Genome stabilizing nanomaterials
The human genome is constantly exposed to different kinds of mutagens (externally imposed chemical, physical and biological determinants), and endogenous factors, especially genome replication errors, produced reactive oxygen species and spontaneous hydrolytic reactions (Zid et al.). Also, somatic mutations, such as aging-related mitochondrial DNA (mtDNA) mutation, could alter the stability and integrity of genomic DNA (C. B. Park & Larsson, 2011). The accumulation of mutations and damages with time may lead to genetic instability and could impact transcriptional pathways and gene functionality. These processes could alter cells function and induce a disturbance in tissue and organismal homeostasis, leading to age-associated disorders, such as carcinogenesis, neurodegenerative diseases, and some premature aging disorders such as Werner syndrome and Bloom syndrome (Burtner & Kennedy, 2010; Moskalev et al., 2013). On the other hand, various forms of epigenetic changes and microsatellite instability, including\sout, modification of histone, methylation of DNA, and mutation of microRNA and telomere shortening, have a reverse effect on the stability of the human genome. Several diseases caused by aging like cancer, atherosclerosis, diabetes, neurodegenerative complications, and immune response deficiency are associated with epigenetic disorders (Calvanese, Lara, Kahn, & Fraga, 2009). Furthermore, telomere dysfunction and consequent genomic instability have a critical influence on aging at a cellular level involved in the induction of senescence or apoptosis that might contribute to age-related diseases (Innan, Veitia, & Govindaraju, 2020). Having knowledge of signaling mechanisms associated with DNA stability and mtDNA integrity may help us to delay aging and potentially reduce the incidence of many genomic related disorders (Blackburn, Greider, & Szostak, 2006).

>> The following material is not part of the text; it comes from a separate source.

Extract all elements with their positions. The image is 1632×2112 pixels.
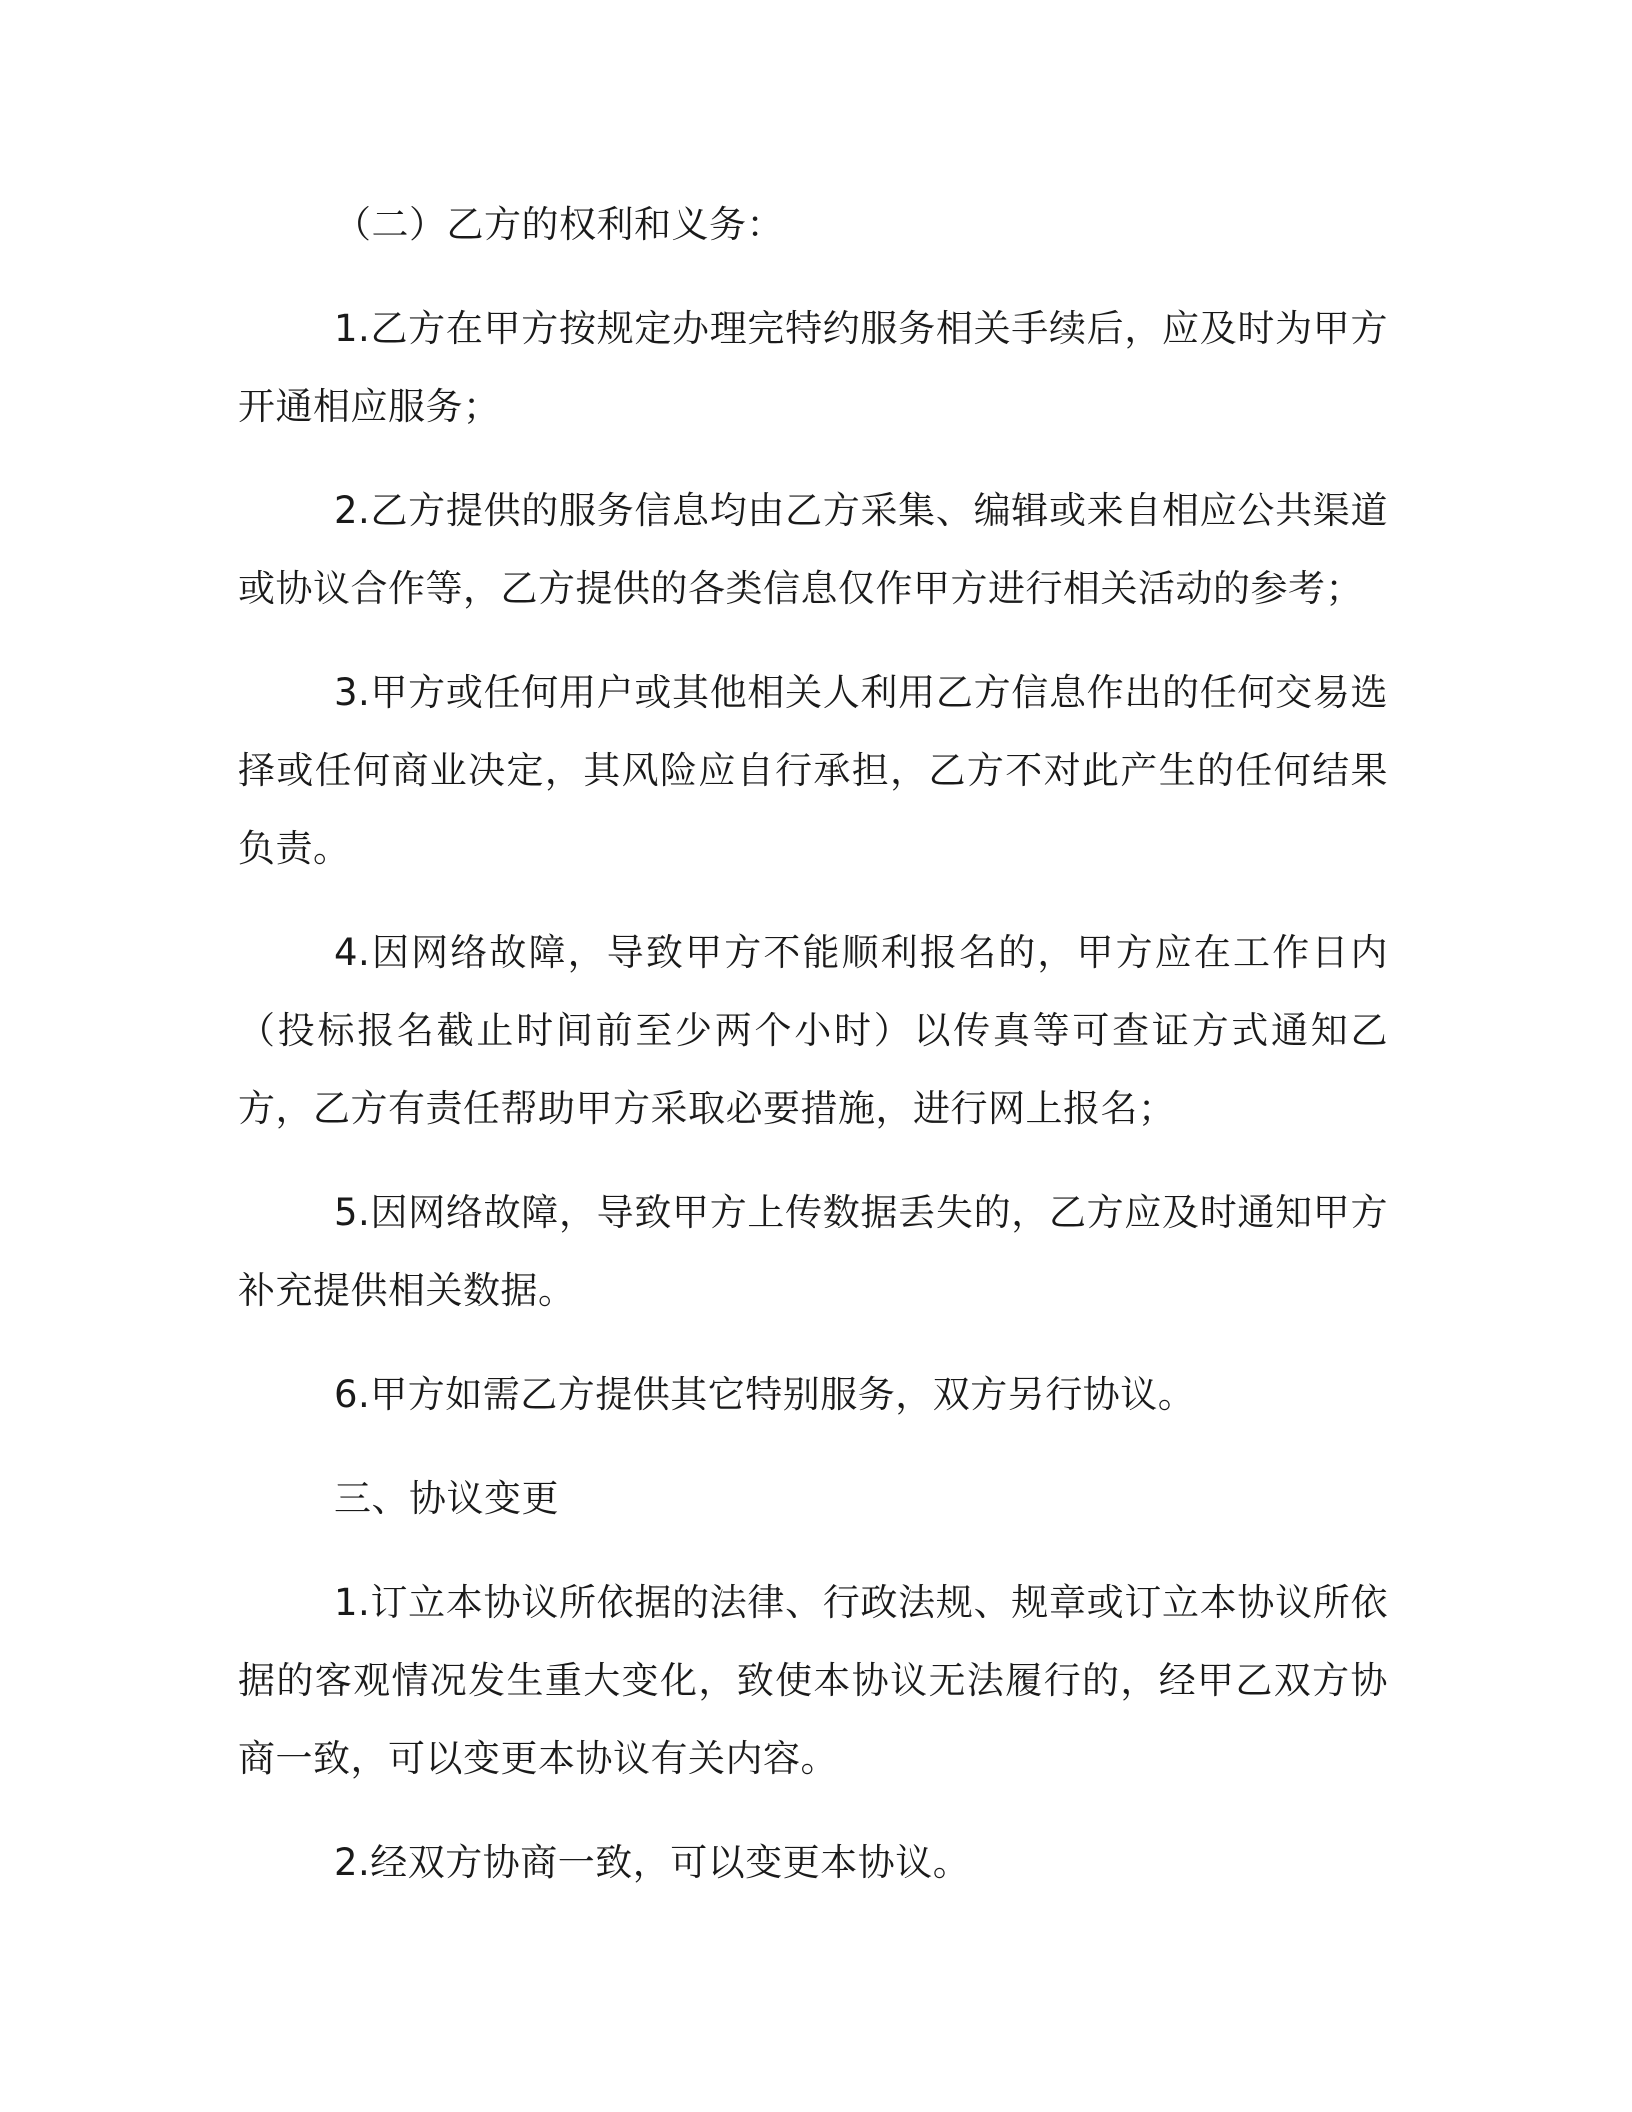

The metal nanoparticles can induce genotoxicity and mutagenicity by exposure to the genome or damaging the mitotic separation and its structural components (Kumar & Dhawan, 2013), in contrary, some nanoparticles can be used in delivering the nucleic materials (i.e., DNA, RNA, and siRNA) and oligonucleotides (including genes). The modification of genetic materials has been reported in various chronic disorders (Rea et al., 2018). Gene therapy using nanomedicine need preliminary detection of the genetic disorders in targeted cells. The composite nanoparticle can alter the pattern of transcription and translation of genes leading to modulation of gene functions through genetic manipulation in targeted tissue (Shajari, Mansoori, Davudian, Mohammadi, & Baradaran, 2017).
According to illumined molecular mechanisms of age-related complications, nanomedicine may be a potent future tool in the development of appropriate medications for age-associated genetic malfunctions via gene manipulation approaches.